Tapes are rented from the archive at the Natural History Unit. Some species bring with them a lot more tapes than others. For a ‘big’ species, this could mean a mixed pile of up to 30 or more trims and programmes. Wildscreen itself holds a fair amount of programmes in its own library of festival entries. This dates back to 1986, but it doesn’t have everything and certainly won’t have trims tapes, which are important for the ‘small’ species.
Assuming each tape contains footage of the correct species, it would be incredibly impractical to catalogue it all. Not to mention you wouldn’t be inspiring anybody with hours of a lion pride resting. The aim is to create a comprehensive cross-section of the species’ life history, from birth to death and as much behaviour in-between.

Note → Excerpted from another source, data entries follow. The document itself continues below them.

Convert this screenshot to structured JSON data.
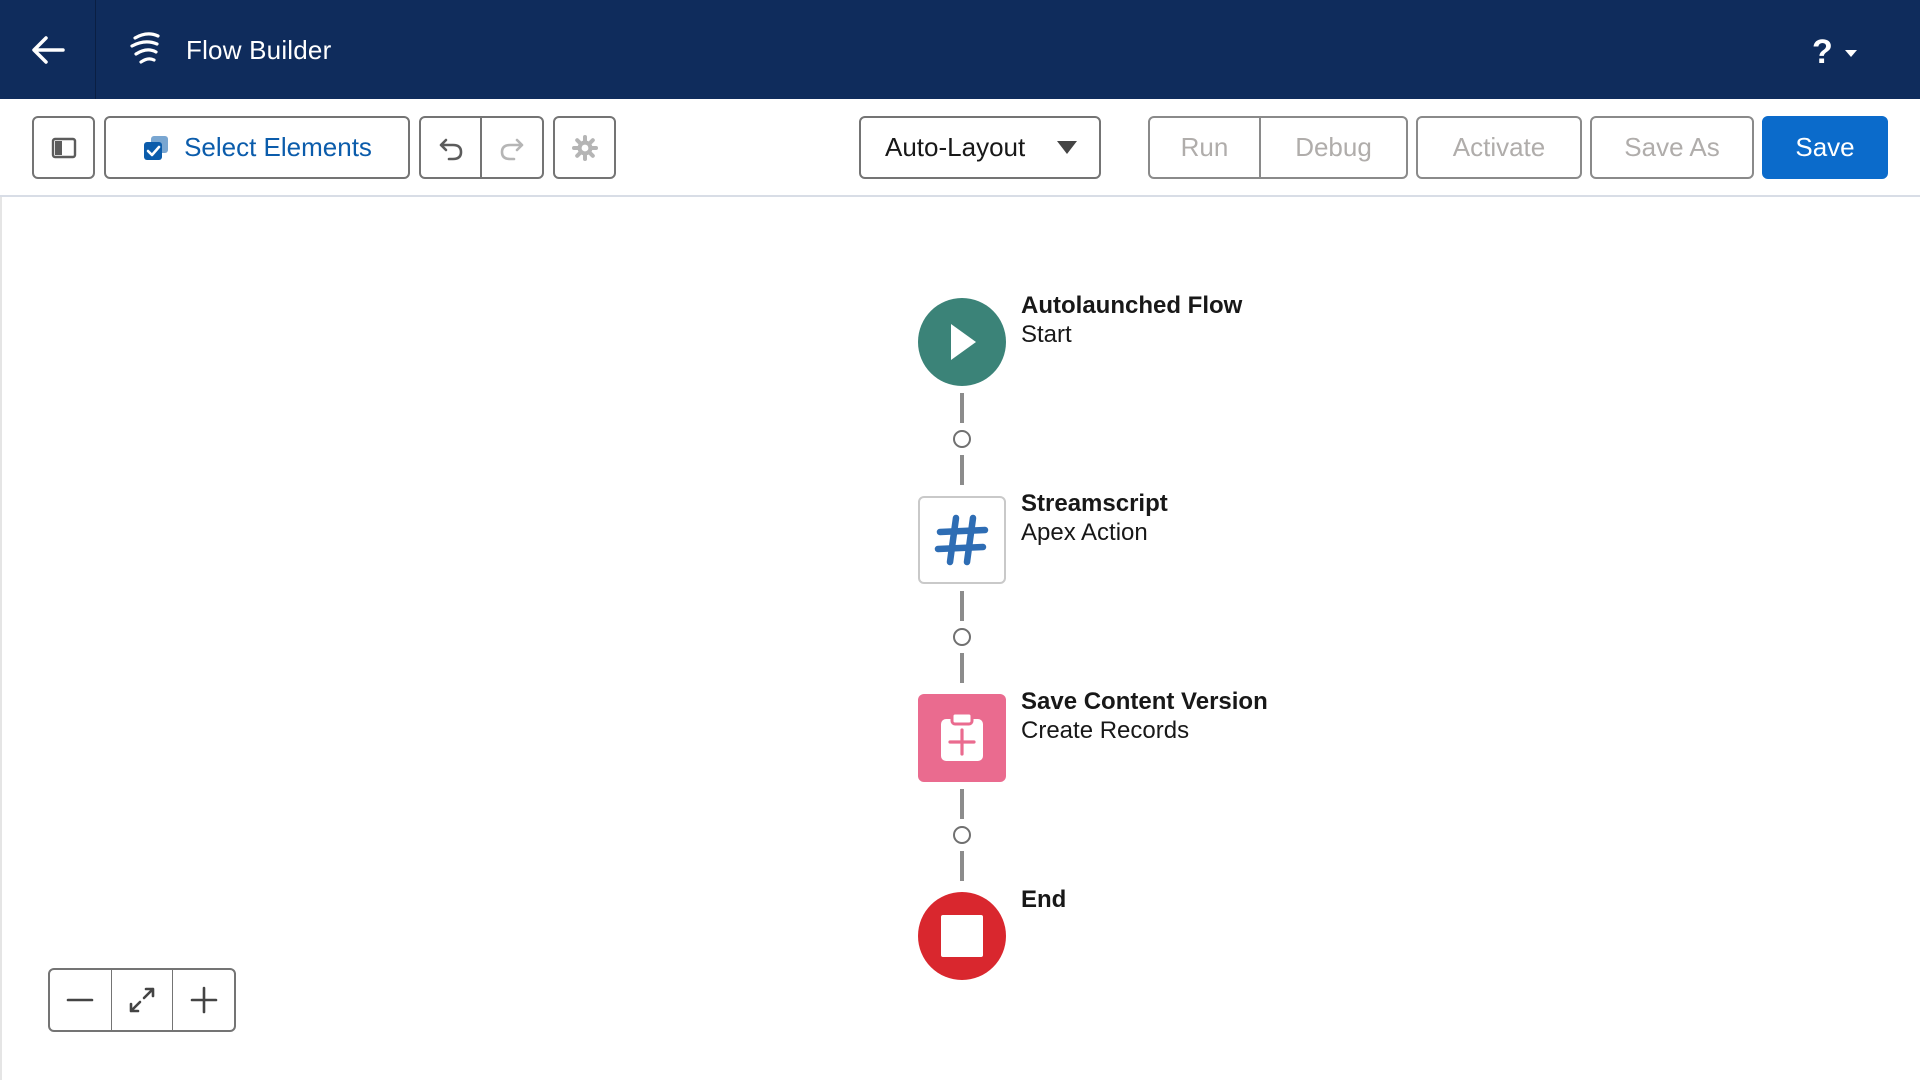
{
  "header": {
    "back_icon": "arrow-left-icon",
    "app_icon": "flow-icon",
    "title": "Flow Builder",
    "help_label": "?",
    "help_caret_icon": "chevron-down-icon"
  },
  "toolbar": {
    "panel_toggle_icon": "panel-toggle-icon",
    "select_elements_icon": "checkbox-stack-icon",
    "select_elements_label": "Select Elements",
    "undo_icon": "undo-icon",
    "redo_icon": "redo-icon",
    "settings_icon": "gear-icon",
    "layout_value": "Auto-Layout",
    "run_label": "Run",
    "debug_label": "Debug",
    "activate_label": "Activate",
    "save_as_label": "Save As",
    "save_label": "Save"
  },
  "flow": {
    "nodes": [
      {
        "type": "start",
        "icon": "play-icon",
        "title": "Autolaunched Flow",
        "subtitle": "Start",
        "color": "#3b8378"
      },
      {
        "type": "apex-action",
        "icon": "hashtag-icon",
        "title": "Streamscript",
        "subtitle": "Apex Action",
        "color": "#2e6db4"
      },
      {
        "type": "create-records",
        "icon": "clipboard-add-icon",
        "title": "Save Content Version",
        "subtitle": "Create Records",
        "color": "#ea6b8f"
      },
      {
        "type": "end",
        "icon": "stop-icon",
        "title": "End",
        "subtitle": "",
        "color": "#d9272e"
      }
    ]
  },
  "zoom": {
    "zoom_out_icon": "minus-icon",
    "fit_icon": "expand-icon",
    "zoom_in_icon": "plus-icon"
  },
  "colors": {
    "header_bg": "#0f2c5c",
    "brand_blue": "#0b6bcb",
    "link_blue": "#0b5cab",
    "disabled_text": "#b0adab"
  }
}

Dredging through hours of archive footage inevitably stirs up a few great clips although, unfortunately, often of non-target species. Seeing a northern giant petrel pick at a still flapping gentoo penguin from the inside out is one such gem, something that didn’t quite make it into Blue Planet. Or Gerald Durrell’s useful tips on leech removal from Two in the Bush - using the butt of a cigarette. However, those of target species often do make it to the website.

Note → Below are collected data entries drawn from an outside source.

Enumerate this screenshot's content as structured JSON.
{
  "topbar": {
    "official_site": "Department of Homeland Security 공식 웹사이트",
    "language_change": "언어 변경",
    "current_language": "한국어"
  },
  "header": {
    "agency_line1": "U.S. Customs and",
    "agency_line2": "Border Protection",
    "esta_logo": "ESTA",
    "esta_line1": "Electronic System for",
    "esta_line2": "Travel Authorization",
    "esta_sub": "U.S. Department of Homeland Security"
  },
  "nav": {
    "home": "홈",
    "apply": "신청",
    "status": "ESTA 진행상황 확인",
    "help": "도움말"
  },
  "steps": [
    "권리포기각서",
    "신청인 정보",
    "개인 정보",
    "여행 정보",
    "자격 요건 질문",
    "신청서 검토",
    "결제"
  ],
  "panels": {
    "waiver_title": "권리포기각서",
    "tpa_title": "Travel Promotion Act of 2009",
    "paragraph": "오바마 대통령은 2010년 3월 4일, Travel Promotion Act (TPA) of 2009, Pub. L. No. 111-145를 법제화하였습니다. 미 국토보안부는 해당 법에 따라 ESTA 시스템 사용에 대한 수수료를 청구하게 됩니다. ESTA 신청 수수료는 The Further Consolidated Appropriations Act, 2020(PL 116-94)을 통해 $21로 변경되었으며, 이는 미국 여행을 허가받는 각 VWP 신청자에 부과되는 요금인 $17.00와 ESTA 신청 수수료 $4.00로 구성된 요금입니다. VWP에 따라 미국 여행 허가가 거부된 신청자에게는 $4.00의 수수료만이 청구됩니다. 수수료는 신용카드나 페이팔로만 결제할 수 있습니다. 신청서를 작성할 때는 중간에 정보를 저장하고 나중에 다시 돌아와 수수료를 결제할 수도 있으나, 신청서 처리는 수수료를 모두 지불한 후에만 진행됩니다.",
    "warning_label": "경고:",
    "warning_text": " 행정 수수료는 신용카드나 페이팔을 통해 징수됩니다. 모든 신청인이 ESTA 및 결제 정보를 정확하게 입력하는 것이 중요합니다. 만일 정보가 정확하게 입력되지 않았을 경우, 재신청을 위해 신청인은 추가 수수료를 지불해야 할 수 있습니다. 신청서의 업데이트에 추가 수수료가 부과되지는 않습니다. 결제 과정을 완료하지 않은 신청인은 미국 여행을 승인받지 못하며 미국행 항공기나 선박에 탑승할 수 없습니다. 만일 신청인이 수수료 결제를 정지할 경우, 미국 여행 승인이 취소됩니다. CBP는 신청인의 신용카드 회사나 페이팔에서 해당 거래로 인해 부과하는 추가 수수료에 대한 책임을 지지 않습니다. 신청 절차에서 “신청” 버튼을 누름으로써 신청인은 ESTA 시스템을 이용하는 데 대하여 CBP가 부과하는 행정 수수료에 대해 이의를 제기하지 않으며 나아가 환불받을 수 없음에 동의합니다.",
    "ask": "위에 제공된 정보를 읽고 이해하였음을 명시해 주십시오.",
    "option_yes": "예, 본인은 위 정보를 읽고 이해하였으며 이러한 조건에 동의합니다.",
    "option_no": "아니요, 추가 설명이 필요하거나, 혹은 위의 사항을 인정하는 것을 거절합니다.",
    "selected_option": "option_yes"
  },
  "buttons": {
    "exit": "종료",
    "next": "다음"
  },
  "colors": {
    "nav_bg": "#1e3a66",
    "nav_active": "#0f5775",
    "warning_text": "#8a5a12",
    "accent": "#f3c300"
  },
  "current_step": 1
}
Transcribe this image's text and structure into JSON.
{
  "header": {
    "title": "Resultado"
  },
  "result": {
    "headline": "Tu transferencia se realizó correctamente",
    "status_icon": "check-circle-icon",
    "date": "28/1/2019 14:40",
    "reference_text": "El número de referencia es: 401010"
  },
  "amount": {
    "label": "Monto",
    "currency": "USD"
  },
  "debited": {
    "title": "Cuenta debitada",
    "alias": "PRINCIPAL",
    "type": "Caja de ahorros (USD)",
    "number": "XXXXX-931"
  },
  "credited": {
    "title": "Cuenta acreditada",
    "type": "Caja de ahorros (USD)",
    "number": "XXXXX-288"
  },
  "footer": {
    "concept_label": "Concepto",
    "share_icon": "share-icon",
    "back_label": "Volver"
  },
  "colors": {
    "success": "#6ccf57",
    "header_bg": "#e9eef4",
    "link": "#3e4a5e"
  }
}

Once timecodes and metadata have been catalogued, the next phase is to call in master quality tapes for digitisation and editing. At this point, footage leaves the hands of the researchers. All editing is carried out by an in-house team.

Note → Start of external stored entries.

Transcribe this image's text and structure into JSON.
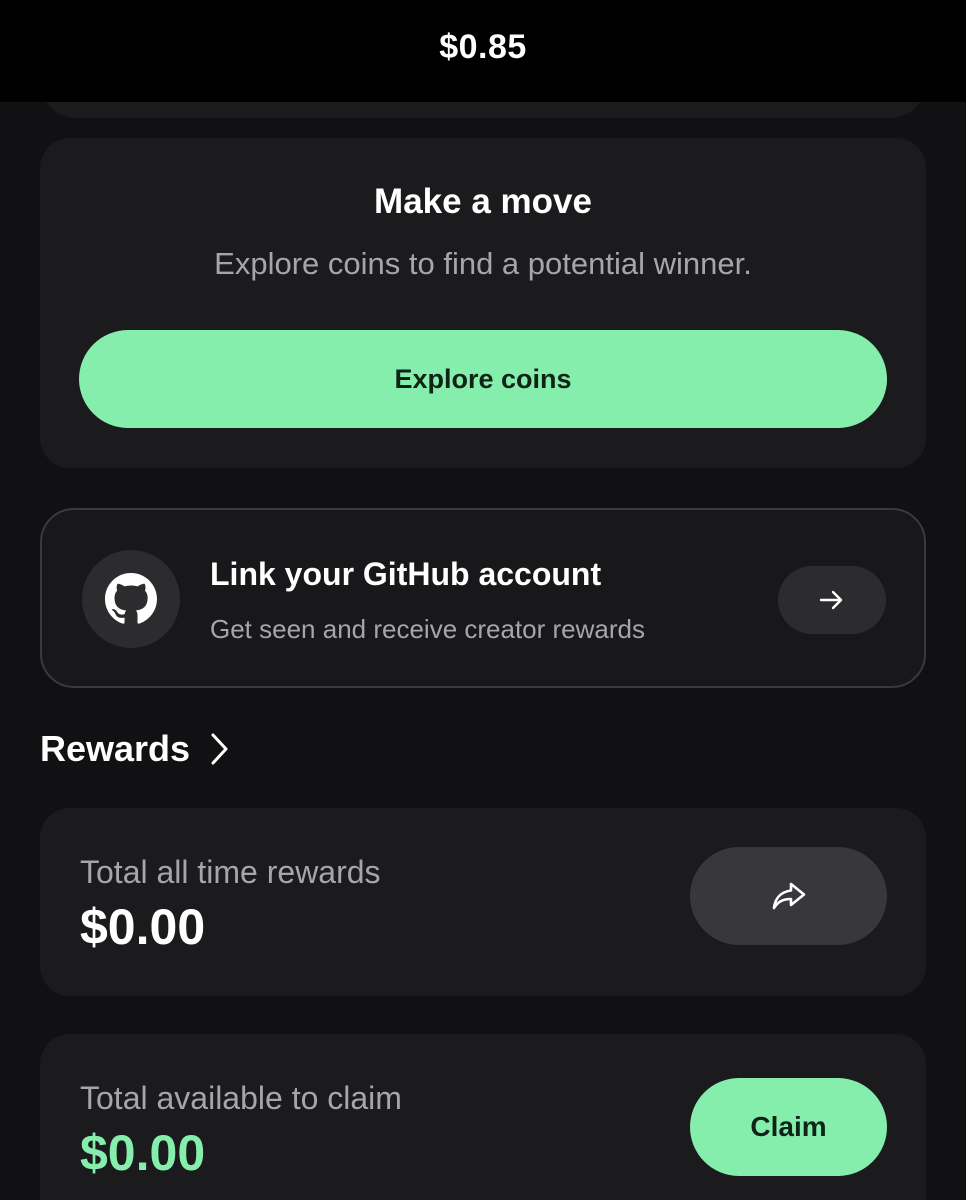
{
  "header": {
    "balance": "$0.85"
  },
  "move_card": {
    "title": "Make a move",
    "subtitle": "Explore coins to find a potential winner.",
    "button_label": "Explore coins"
  },
  "github_card": {
    "icon": "github-icon",
    "title": "Link your GitHub account",
    "subtitle": "Get seen and receive creator rewards",
    "action_icon": "arrow-right-icon"
  },
  "rewards": {
    "title": "Rewards",
    "title_icon": "chevron-right-icon",
    "total": {
      "label": "Total all time rewards",
      "value": "$0.00",
      "action_icon": "share-icon"
    },
    "claimable": {
      "label": "Total available to claim",
      "value": "$0.00",
      "button_label": "Claim"
    }
  },
  "colors": {
    "background": "#111113",
    "card": "#1b1b1d",
    "accent_green": "#86eeac",
    "muted_text": "#a5a5ab"
  }
}
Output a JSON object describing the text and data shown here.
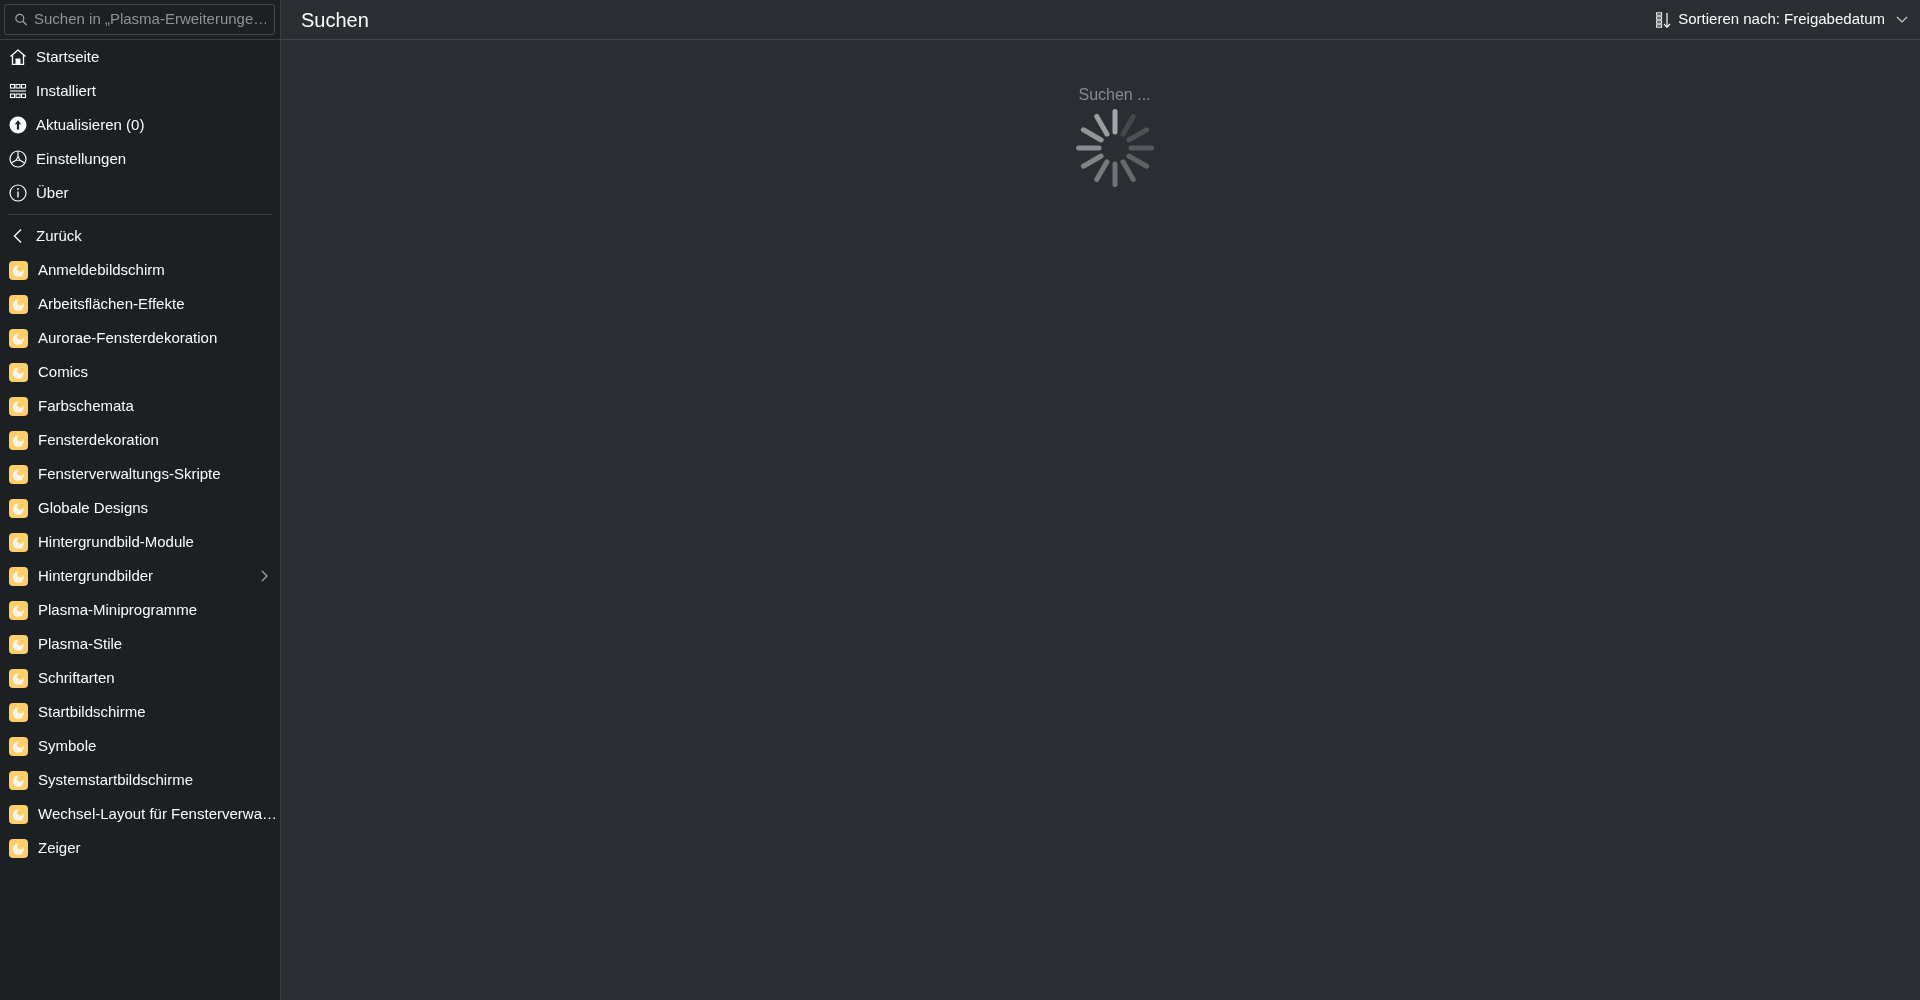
{
  "sidebar": {
    "search": {
      "placeholder": "Suchen in „Plasma-Erweiterunge…"
    },
    "nav_items": [
      {
        "label": "Startseite",
        "selected": false
      },
      {
        "label": "Installiert",
        "selected": false
      },
      {
        "label": "Aktualisieren (0)",
        "selected": false
      },
      {
        "label": "Einstellungen",
        "selected": false
      },
      {
        "label": "Über",
        "selected": false
      }
    ],
    "back": {
      "label": "Zurück"
    },
    "categories": [
      {
        "label": "Anmeldebildschirm",
        "selected": false,
        "expandable": false
      },
      {
        "label": "Arbeitsflächen-Effekte",
        "selected": false,
        "expandable": false
      },
      {
        "label": "Aurorae-Fensterdekoration",
        "selected": false,
        "expandable": false
      },
      {
        "label": "Comics",
        "selected": false,
        "expandable": false
      },
      {
        "label": "Farbschemata",
        "selected": false,
        "expandable": false
      },
      {
        "label": "Fensterdekoration",
        "selected": false,
        "expandable": false
      },
      {
        "label": "Fensterverwaltungs-Skripte",
        "selected": false,
        "expandable": false
      },
      {
        "label": "Globale Designs",
        "selected": false,
        "expandable": false
      },
      {
        "label": "Hintergrundbild-Module",
        "selected": false,
        "expandable": false
      },
      {
        "label": "Hintergrundbilder",
        "selected": false,
        "expandable": true
      },
      {
        "label": "Plasma-Miniprogramme",
        "selected": false,
        "expandable": false
      },
      {
        "label": "Plasma-Stile",
        "selected": false,
        "expandable": false
      },
      {
        "label": "Schriftarten",
        "selected": false,
        "expandable": false
      },
      {
        "label": "Startbildschirme",
        "selected": false,
        "expandable": false
      },
      {
        "label": "Symbole",
        "selected": false,
        "expandable": false
      },
      {
        "label": "Systemstartbildschirme",
        "selected": false,
        "expandable": false
      },
      {
        "label": "Wechsel-Layout für Fensterverwa…",
        "selected": false,
        "expandable": false
      },
      {
        "label": "Zeiger",
        "selected": false,
        "expandable": false
      }
    ]
  },
  "header": {
    "title": "Suchen",
    "sort": {
      "label": "Sortieren nach: Freigabedatum"
    }
  },
  "content": {
    "status": "Suchen ..."
  }
}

Track laying and audio mixing is outsourced for almost all clips, then sent back to Wildscreen where they are synched to moving images. The clips can then be re-uploaded to the vault where they are transcoded into a variety of formats, including the final low resolution form seen on the website.
So, before footage is made available on the website, it passes through several hands and is dealt with in a variety of forms and formats. Moving footage is just one part of an audio-visual factfile. Still images and species text make up the rest. Read more about these and the unique ARKive database in my next post.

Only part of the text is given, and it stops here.